Weakly consistent iterator by ConcurrentHashMap


The Java Concurrency in Practice mentions that:

The iterator returned by the ConcurrentHashMap are weakly consistent than fail-fast. A weakly consistent iterator can tolerate the concurrent modifications, traverses elements as they existed when the iterator was constructed, and may (but is not guaranteed to) reflect modifications to the collection after the construction of the iterator.

  1. How making the iterator weakly consistent or fail-safe helps in the concurrent environment because still state of the ConcurrentHashMap will be modified. The only thing is that it'll not throw the ConcurrentModificationException.
  2. Why fail-fast iterator is returned by the Collections when creating the fail-safe iterator is good for concurrency.

Solution

  • Correctness in your particular case

    Please keep in mind that Fail Fast iterator iterates over the original collection.

    In contrast Fail Safe (a.k.a weakly consistent) iterator iterates over a copy of the original collection. Therefore any changes to the original collection go unnoticed, and that's how it guarantees lack of ConcurrentModificationExceptions.


    To answer your questions:

    1. Using Fail Safe iterator helps concurrency as you don't have to block on the reading threads on the whole collection. Collection can be modified underneath while the reading happens. The drawback is that the reading thread will see the state of the collection as a snapshot taken at the time when the iterator got created.
    2. If the above limitation is not good for your particular use case (your readers should always see the same state of the collection) you have to use Fail Fast iterator and keep the concurrent access to the collection controlled tighter.

    As you can see it's a trade-off between correctness of your use case and speed.

    ConcurrentHashMap

    ConcurrentHashMap (CHM) exploits multiple tricks in order to increase concurrency of access.

    • Firstly CHM is actually a grouping of multiple maps; each MapEntry gets stored in one of the number of segments each itself being a hashtable which can be concurrently read (read methods do not block).
    • The number of segments is the last argument in the 3 argument constructor and it is called concurrencyLevel (default 16). The number of segments determines the number of concurrent writers across the whole of the data.
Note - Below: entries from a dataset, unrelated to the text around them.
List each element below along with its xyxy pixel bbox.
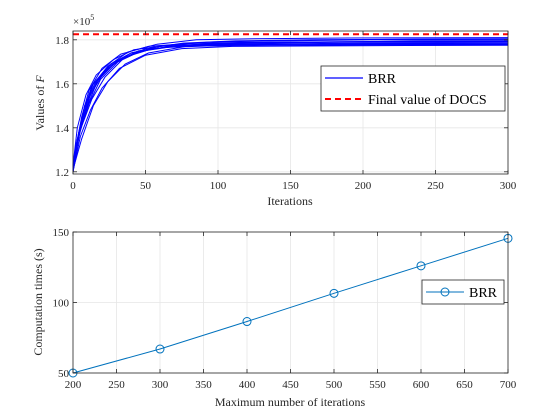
top-x-tick-label: 0 xyxy=(70,180,76,192)
computation-time-chart: 200 250 300 350 400 450 500 550 600 650 700 50 100 15… xyxy=(31,227,517,409)
convergence-chart: 0 50 100 150 200 250 300 1.2 1.4 1.6 1.8 ×105 Iter… xyxy=(33,13,517,208)
bottom-x-tick-label: 400 xyxy=(239,379,256,391)
bottom-x-tick-label: 700 xyxy=(500,379,517,391)
bottom-data-point xyxy=(329,288,339,298)
y-axis-label-bottom: Computation times (s) xyxy=(31,248,45,355)
bottom-x-tick-label: 600 xyxy=(413,379,430,391)
legend-top: BRR Final value of DOCS xyxy=(320,65,506,112)
legend-entry-docs: Final value of DOCS xyxy=(368,93,487,108)
x-axis-label-bottom: Maximum number of iterations xyxy=(215,395,366,409)
top-series-line-0-run-11 xyxy=(72,43,509,172)
bottom-x-tick-label: 350 xyxy=(195,379,212,391)
legend-entry-brr: BRR xyxy=(368,72,397,87)
bottom-y-tick-label: 150 xyxy=(53,227,70,239)
top-x-tick-label: 250 xyxy=(427,180,444,192)
bottom-x-tick-label: 550 xyxy=(369,379,386,391)
top-x-tick-label: 200 xyxy=(355,180,372,192)
top-x-tick-label: 150 xyxy=(282,180,299,192)
top-y-tick-label: 1.8 xyxy=(55,35,69,47)
ticks-bottom: 200 250 300 350 400 450 500 550 600 650 700 50 100 15… xyxy=(53,227,517,391)
bottom-x-tick-label: 650 xyxy=(456,379,473,391)
ticks-top: 0 50 100 150 200 250 300 1.2 1.4 1.6 1.8 xyxy=(55,31,517,192)
top-y-tick-label: 1.4 xyxy=(55,123,69,135)
top-series-line-0-run-8 xyxy=(72,44,509,172)
top-y-tick-label: 1.6 xyxy=(55,79,69,91)
top-y-tick-label: 1.2 xyxy=(55,167,69,179)
legend-entry-brr-time: BRR xyxy=(469,286,498,301)
bottom-x-tick-label: 500 xyxy=(326,379,343,391)
legend-marker-brr-time xyxy=(440,287,450,297)
bottom-y-tick-label: 100 xyxy=(53,298,70,310)
bottom-y-tick-label: 50 xyxy=(58,368,70,380)
top-series-line-0-run-9 xyxy=(72,38,509,170)
data-bottom xyxy=(68,233,513,378)
bottom-x-tick-label: 250 xyxy=(108,379,125,391)
bottom-data-point xyxy=(416,261,426,271)
top-series-line-0-run-3 xyxy=(72,44,509,172)
bottom-data-point xyxy=(242,317,252,327)
top-x-tick-label: 50 xyxy=(140,180,152,192)
top-x-tick-label: 100 xyxy=(210,180,227,192)
y-axis-label-top: Values of F xyxy=(33,75,47,131)
exponent-label: ×105 xyxy=(73,13,94,28)
legend-box-top xyxy=(320,65,506,112)
top-series-line-0-run-4 xyxy=(72,39,509,166)
x-axis-label-top: Iterations xyxy=(267,194,313,208)
bottom-series-line-0 xyxy=(72,237,509,374)
top-series-line-0-run-10 xyxy=(72,41,509,168)
legend-bottom: BRR xyxy=(421,279,505,305)
top-x-tick-label: 300 xyxy=(500,180,517,192)
bottom-data-point xyxy=(155,344,165,354)
bottom-x-tick-label: 450 xyxy=(282,379,299,391)
bottom-x-tick-label: 300 xyxy=(152,379,169,391)
bottom-x-tick-label: 200 xyxy=(65,379,82,391)
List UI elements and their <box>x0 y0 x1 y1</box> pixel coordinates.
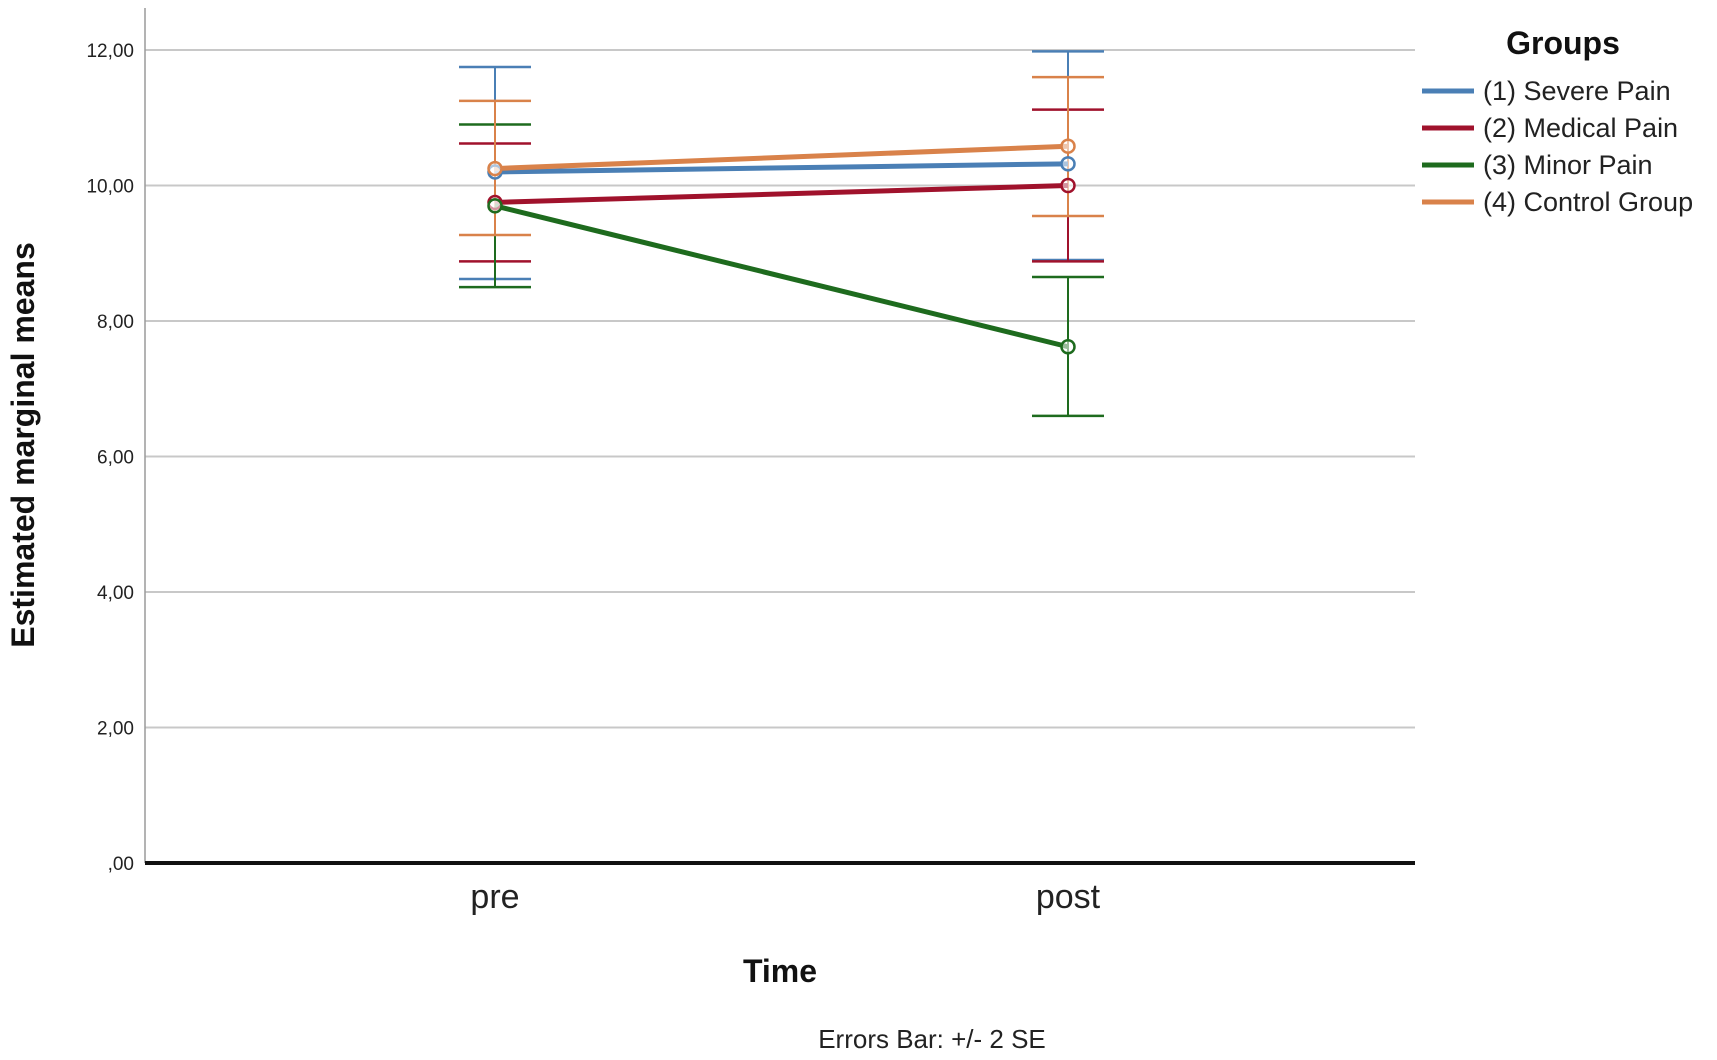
error-bars <box>459 50 1104 418</box>
data-point-1-severe-pain-post <box>1060 156 1076 172</box>
series-line-4-control-group <box>494 143 1069 172</box>
y-tick-label: 2,00 <box>97 719 134 740</box>
data-point-2-medical-pain-post <box>1060 177 1076 194</box>
data-point-4-control-group-pre <box>487 160 503 177</box>
y-tick-labels: ,00 2,00 4,00 6,00 8,00 10,00 12,00 <box>86 41 134 875</box>
series-line-1-severe-pain <box>494 161 1069 175</box>
y-tick-label: 12,00 <box>86 41 134 62</box>
data-point-3-minor-pain-pre <box>487 198 503 214</box>
legend: Groups (1) Severe Pain (2) Medical Pain (3… <box>1422 25 1693 217</box>
y-tick-label: 10,00 <box>86 177 134 198</box>
y-tick-label: 4,00 <box>97 583 134 604</box>
y-axis-title: Estimated marginal means <box>5 242 41 647</box>
legend-label: (3) Minor Pain <box>1483 150 1653 180</box>
data-points <box>487 138 1076 355</box>
legend-item-1-severe-pain: (1) Severe Pain <box>1422 76 1671 106</box>
data-point-4-control-group-post <box>1060 138 1076 154</box>
x-tick-label-pre: pre <box>470 878 519 916</box>
series-lines <box>494 143 1069 350</box>
x-axis-title: Time <box>743 953 817 989</box>
legend-title: Groups <box>1506 25 1620 61</box>
legend-item-4-control-group: (4) Control Group <box>1422 187 1693 217</box>
legend-label: (1) Severe Pain <box>1483 76 1671 106</box>
errorbar-footnote: Errors Bar: +/- 2 SE <box>818 1024 1046 1054</box>
x-tick-label-post: post <box>1036 878 1101 916</box>
axes <box>144 8 1415 865</box>
y-tick-label: 8,00 <box>97 312 134 333</box>
x-tick-labels: pre post <box>470 878 1100 916</box>
y-tick-label: 6,00 <box>97 448 134 469</box>
legend-item-2-medical-pain: (2) Medical Pain <box>1422 113 1678 143</box>
series-line-3-minor-pain <box>494 203 1069 350</box>
gridlines <box>145 49 1415 729</box>
data-point-3-minor-pain-post <box>1060 338 1076 355</box>
legend-label: (4) Control Group <box>1483 187 1693 217</box>
legend-item-3-minor-pain: (3) Minor Pain <box>1422 150 1653 180</box>
series-line-2-medical-pain <box>494 183 1069 205</box>
y-tick-label: ,00 <box>108 854 134 875</box>
legend-label: (2) Medical Pain <box>1483 113 1678 143</box>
The equal spread of entries between the segments is ensured by additional internal hashing algorithm.
    • Each HashMapEntrys value is volatile thereby ensuring fine grain consistency for contended modifications and subsequent reads; each read reflects the most recently completed update
    • Iterators and Enumerations are Fail Safe - reflecting the state at some point since the creation of iterator/enumeration; this allows for simultaneous reads and modifications at the cost of reduced consistency.